Conflict is inevitable. We all experience conflict at some point in our lives. Most of us experience conflict each week or maybe each day. The secret is to learn how to handle situations that result in conflict. Our young girls face conflict of course, and the way they work through these conflicts provide life lessons. As educators we are constantly torn between allowing the girls the space to work through conflict on their own and intervening with supportive lessons and solutions that “fix it”. We want the girls to learn to work through their struggles with peers and yet we need to protect them from potential physical and psychological harm. Parents weigh in on both sides. Many say that it is important for their daughter to learn how to resolve issues without adult help. They need to use their voice and listen with empathy. This is great, however when things go awry the story goes home and generates much confusion and emotion. Parents and teachers may sometimes be at odds, but ultimately we want the same thing- children to have a positive school experience from which they emerge well prepared for life. Teaching our children that they have the ability to handle conflict and can learn even from negative experiences is so important. I often quote from author Jessica Lahey, who writes about these topics for the New York Times and the Atlantic. In her book, The Gift of Failure, she states, “The social conflicts of childhood are all part of our education in human relationships and failure to negotiate also provides its own lessons. Squabbles are opportunities to be valued, not emergencies to be managed.” As a school we continue to strive to find the perfect balance. We want to teach our girls to use their voice, talk things through and bring a sense of empathy to the conversation. Each week, Ms. Best teaches the girls a new tool for their “toolbox”- including empathy, listening, and, most recently, the apology and forgiveness tool. Practice with these tools will enable the girls to gain independence from both teachers and parents as they handle those inevitable conflicts with confidence. For more on Toolbox by Dovetail learning see the link below.

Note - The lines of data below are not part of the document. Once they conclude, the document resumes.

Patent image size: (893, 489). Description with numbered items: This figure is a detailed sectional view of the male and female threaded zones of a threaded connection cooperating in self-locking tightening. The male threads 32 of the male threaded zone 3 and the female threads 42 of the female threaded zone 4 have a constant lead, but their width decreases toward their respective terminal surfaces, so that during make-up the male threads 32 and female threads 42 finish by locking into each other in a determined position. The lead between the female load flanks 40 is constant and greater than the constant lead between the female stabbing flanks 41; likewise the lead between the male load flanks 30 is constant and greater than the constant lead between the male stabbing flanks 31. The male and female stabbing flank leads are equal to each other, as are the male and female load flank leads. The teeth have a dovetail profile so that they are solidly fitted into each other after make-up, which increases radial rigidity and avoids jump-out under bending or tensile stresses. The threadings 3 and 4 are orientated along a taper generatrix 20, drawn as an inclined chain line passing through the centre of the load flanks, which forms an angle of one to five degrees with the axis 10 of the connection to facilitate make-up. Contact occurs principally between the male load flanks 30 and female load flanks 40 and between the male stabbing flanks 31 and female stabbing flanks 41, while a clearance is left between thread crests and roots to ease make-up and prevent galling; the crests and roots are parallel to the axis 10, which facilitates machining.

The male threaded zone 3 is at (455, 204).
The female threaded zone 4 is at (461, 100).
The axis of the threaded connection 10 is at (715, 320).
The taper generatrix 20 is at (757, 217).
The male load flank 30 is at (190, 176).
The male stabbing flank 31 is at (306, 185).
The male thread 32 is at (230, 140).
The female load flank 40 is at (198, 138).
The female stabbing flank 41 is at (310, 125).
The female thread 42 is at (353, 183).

I hope that my communication with you encourages “talking points” to inspire weekend conversation with your children. Here are some “talking points” for this weekend.
- If you are in Kindergarten- What sound does the letters “sh” make? What animal are you researching for your first “research report”? Are you enjoying hearing everyone’s stories during Writer’s Workshop time?
- If you are in First Grade- Did you like the way your self-portrait came together in art class?
- If you are in Second Grade- Which guest speaker had the most impact on you so far? What ideas did you gather as you start planning your micro-business?
- If you are in Third Grade- Did you enjoy the games your classmates created to illustrate the plot of their Roald Dahl book?
- If you are in Fourth Grade- What part of the On-Stage performance did you enjoy the most this week when you traveled to Goucher College?
- If you are in Fifth Grade- What impact did visiting the Supreme Court and the US Capital have on you?